Claims data is becoming more standardized because of an increased focus on clinical components, the organization stated.
It is also being used more commonly to make risk-based decisions in value-care purchasing and as a means of measuring care quality.
“Business routines that improve on the policies and procedures for transactions around coverage, billing and payment also ensure greater accuracy in the transactions to achieve cleaner claims, resulting in less rework,” explained the AHA.
“It is important to understand the cost component and work with patients to help make value-based decisions,” the report asserted.
“[However,] such information will only be available if providers and health plans agree on the data that are needed and how the data will be collected, shared and used.”
Greater transparency demands engagement
Transparency demands trust.
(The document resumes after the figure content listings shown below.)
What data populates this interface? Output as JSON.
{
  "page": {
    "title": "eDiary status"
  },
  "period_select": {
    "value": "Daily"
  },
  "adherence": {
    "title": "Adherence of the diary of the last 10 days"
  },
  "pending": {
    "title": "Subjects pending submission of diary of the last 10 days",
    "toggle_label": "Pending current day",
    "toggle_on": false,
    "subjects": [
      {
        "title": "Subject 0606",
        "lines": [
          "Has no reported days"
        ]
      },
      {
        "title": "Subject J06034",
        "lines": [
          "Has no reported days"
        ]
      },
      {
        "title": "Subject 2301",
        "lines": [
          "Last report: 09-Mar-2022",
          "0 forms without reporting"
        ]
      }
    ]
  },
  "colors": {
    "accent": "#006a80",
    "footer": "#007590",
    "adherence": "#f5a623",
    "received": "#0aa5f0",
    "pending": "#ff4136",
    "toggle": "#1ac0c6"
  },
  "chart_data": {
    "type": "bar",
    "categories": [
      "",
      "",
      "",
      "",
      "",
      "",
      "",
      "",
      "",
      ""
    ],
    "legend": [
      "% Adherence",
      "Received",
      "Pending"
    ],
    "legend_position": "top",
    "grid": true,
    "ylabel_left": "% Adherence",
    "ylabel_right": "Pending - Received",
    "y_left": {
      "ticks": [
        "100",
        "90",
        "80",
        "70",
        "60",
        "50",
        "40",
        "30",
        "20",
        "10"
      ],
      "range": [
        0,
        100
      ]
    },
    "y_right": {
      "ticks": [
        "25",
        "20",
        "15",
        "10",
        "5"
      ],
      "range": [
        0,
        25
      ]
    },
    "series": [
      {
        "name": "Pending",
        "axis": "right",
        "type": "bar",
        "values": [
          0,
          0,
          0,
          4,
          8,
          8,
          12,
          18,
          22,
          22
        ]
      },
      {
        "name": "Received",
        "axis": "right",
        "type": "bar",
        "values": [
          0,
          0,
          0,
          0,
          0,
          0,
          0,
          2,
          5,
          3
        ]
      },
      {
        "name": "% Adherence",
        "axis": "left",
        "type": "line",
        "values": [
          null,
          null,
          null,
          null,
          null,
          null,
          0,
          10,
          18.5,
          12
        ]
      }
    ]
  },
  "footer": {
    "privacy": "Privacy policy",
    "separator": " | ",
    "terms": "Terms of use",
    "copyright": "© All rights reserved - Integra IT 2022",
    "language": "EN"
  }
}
Trust demands engagement.
“Engage actively in the finance system of the hospital to ensure processes support efficiency gains and greater transparency for patients,” the AHA advised.
Healthcare providers are not able to efficiently help patients learn about their coverage and care options, said the AHA.
Providers are simply spending too much time on eligibility verification, such as having to check a health plan’s website to get information about deductibles and copays, on behalf of an inquiring patient.
This alone creates massive revenue cycle complications.
“What impacts a health plan member most is whether or not a physician is participating with that individual’s health insurance product,” Brian Hoyt, Managing Director at Berkeley Research Group, explained to RevCycleIntelligence.com.
“If a member needs to see a doctor and they go to their health plan’s provider directory and see a provider listed in the provider directory, there's a presumption that that particular provider is actually participating with that health insurance product,” he said.
“If that turns out not to be the case, then that member could be hit with a bill for out of network charges.”
“Eliminate redundancy in financial process to eliminate redundant manual paper and phone-based legacy processes with health plans and replace these with automated routines,” the AHA suggested.
“More than ever before, providers need to engage and work with health plans and others to ensure the standards are feasible for everyone.”